Pedro Benito

Personal information
- Full name: Pedro Alberto Benito Ponomar
- Date of birth: 27 March 2000 (age 26)
- Place of birth: Cádiz, Spain
- Height: 1.82 m (6 ft 0 in)
- Position: Forward

Team information
- Current team: Murcia
- Number: 9

Youth career
- 2005–2008: El Puerto de Santa María
- 2008–2012: Pavía
- 2012–2014: Almería
- 2014–2015: Swansea City
- 2015–2016: Almería
- 2016: Anorthosis Famagusta
- 2016–2017: Pavía
- 2017–2018: Canillas

College career
- Years: Team / Apps / (Gls)
- 2018: Oklahoma Wesleyan Eagles
- 2019: GW Runnin' Bulldogs / 19 / (5)

Senior career*
- Years: Team / Apps / (Gls)
- 2017: Pavía / 9 / (0)
- 2020–2021: UCAM Murcia B / 23 / (13)
- 2021–2022: Cádiz B / 10 / (1)
- 2021–2022: Cádiz / 1 / (0)
- 2022: → San Fernando (loan) / 22 / (3)
- 2022–2023: SS Reyes / 29 / (6)
- 2023–2024: Albacete / 7 / (0)
- 2024–: Murcia / 71 / (10)

= Pedro Benito =

Spanish footballer

Pedro Alberto Benito Ponomar (born 27 March 2000) is a Spanish footballer who plays as a forward for Real Murcia CF.

==Club career==
Born in Cádiz, Andalusia, Benito represented RCN El Puerto de Santa María, UD Pavía (two stints), UD Almería (two stints), Swansea City, Anorthosis Famagusta FC and CD Canillas as a youth.

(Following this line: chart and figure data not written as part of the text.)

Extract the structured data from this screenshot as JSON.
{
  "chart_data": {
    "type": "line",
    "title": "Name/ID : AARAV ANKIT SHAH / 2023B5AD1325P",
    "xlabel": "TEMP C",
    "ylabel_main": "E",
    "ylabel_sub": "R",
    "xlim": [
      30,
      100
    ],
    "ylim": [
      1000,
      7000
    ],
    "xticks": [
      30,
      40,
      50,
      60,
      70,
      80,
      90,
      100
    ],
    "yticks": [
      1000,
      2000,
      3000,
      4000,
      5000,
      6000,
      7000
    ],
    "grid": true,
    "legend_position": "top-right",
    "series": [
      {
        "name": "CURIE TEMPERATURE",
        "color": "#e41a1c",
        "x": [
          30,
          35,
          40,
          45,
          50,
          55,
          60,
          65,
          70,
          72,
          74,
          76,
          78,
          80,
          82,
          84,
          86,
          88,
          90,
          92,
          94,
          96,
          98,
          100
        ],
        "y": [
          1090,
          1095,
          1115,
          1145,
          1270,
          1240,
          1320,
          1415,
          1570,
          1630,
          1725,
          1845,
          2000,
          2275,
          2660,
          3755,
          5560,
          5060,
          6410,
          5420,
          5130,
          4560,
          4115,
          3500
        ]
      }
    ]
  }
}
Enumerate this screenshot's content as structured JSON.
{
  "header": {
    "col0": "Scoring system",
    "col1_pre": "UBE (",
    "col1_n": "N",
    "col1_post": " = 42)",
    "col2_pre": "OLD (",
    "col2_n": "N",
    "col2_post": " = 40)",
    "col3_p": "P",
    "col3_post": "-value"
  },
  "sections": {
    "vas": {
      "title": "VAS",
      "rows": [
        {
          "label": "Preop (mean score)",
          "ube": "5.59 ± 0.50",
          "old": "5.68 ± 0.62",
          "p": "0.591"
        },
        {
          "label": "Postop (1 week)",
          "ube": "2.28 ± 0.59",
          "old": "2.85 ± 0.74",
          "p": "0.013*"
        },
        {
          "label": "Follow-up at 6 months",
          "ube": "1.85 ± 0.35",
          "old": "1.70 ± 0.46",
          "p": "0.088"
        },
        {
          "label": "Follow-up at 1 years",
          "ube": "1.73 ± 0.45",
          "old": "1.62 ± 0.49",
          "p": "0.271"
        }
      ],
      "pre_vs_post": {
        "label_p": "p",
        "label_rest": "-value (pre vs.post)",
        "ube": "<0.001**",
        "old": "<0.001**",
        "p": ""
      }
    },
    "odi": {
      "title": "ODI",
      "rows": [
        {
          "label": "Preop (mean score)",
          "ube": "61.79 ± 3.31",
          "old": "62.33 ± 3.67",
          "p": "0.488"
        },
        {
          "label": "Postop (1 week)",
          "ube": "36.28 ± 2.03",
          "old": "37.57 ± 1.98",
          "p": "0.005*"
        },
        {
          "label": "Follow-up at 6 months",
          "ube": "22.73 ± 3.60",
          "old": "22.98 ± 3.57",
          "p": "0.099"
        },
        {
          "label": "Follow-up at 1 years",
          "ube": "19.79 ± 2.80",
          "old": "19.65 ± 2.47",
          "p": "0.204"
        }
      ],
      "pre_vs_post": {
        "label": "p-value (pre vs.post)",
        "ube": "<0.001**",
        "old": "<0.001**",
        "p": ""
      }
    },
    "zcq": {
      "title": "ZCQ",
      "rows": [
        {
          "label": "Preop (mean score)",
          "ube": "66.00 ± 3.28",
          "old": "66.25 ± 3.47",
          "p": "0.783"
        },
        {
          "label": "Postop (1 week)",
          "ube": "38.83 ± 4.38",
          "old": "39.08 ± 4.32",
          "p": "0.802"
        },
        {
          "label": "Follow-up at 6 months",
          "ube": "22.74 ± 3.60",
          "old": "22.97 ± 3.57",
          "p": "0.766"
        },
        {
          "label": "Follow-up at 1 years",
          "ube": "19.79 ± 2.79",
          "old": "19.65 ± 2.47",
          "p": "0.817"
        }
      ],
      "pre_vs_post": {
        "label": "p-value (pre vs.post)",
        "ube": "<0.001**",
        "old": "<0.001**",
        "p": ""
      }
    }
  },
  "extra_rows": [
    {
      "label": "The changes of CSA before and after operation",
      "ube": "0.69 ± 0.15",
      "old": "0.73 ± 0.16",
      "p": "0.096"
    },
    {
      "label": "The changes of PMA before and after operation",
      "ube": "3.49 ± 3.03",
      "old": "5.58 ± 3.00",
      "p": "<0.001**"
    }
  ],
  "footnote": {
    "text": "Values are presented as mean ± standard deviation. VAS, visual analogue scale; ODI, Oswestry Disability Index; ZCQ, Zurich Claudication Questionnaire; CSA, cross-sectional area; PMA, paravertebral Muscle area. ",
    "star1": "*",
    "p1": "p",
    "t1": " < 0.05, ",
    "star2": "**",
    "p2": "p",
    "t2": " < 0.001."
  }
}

In January 2018, after already making his senior debut with Pavía's first team in the regional leagues, he moved to the United States after accepting a Business Administration and Sport Management degree at the Oklahoma Wesleyan University.

After spending the 2018 season with Oklahoma Wesleyan Eagles, Benito played the 2019 campaign for the Gardner–Webb University's Runnin' Bulldogs side. He returned to his home country in 2020, after joining UCAM Murcia CF's reserves in Tercera División.

On 27 May 2021, Benito signed a two-year deal with Cádiz CF, being initially assigned to the B-team in Segunda División RFEF. He made his first team – and La Liga – debut on 2 October, coming on as a second-half substitute for Álvaro Negredo in a 0–0 home draw against Valencia CF.

On 30 November 2021, Benito was loaned to Primera División RFEF side San Fernando CD for the remainder of the season, effective as of the following January. On 2 July 2022, he signed for fellow third division side UD San Sebastián de los Reyes.

On 19 June 2023, Benito signed a two-year contract with Albacete Balompié in Segunda División. After being rarely used, he terminated his link on 28 June of the following year, and joined third division side Real Murcia CF just hours later.

==Personal life==
Benito's father Alberto was also a footballer. A midfielder, he also played for Cádiz. His mother is Ukrainian.

A supporter of Cádiz, Benito is also a well-known personality on TikTok, having more than one million followers on his account.

==International career==
He has expressed his interest in playing for the Ukraine national team.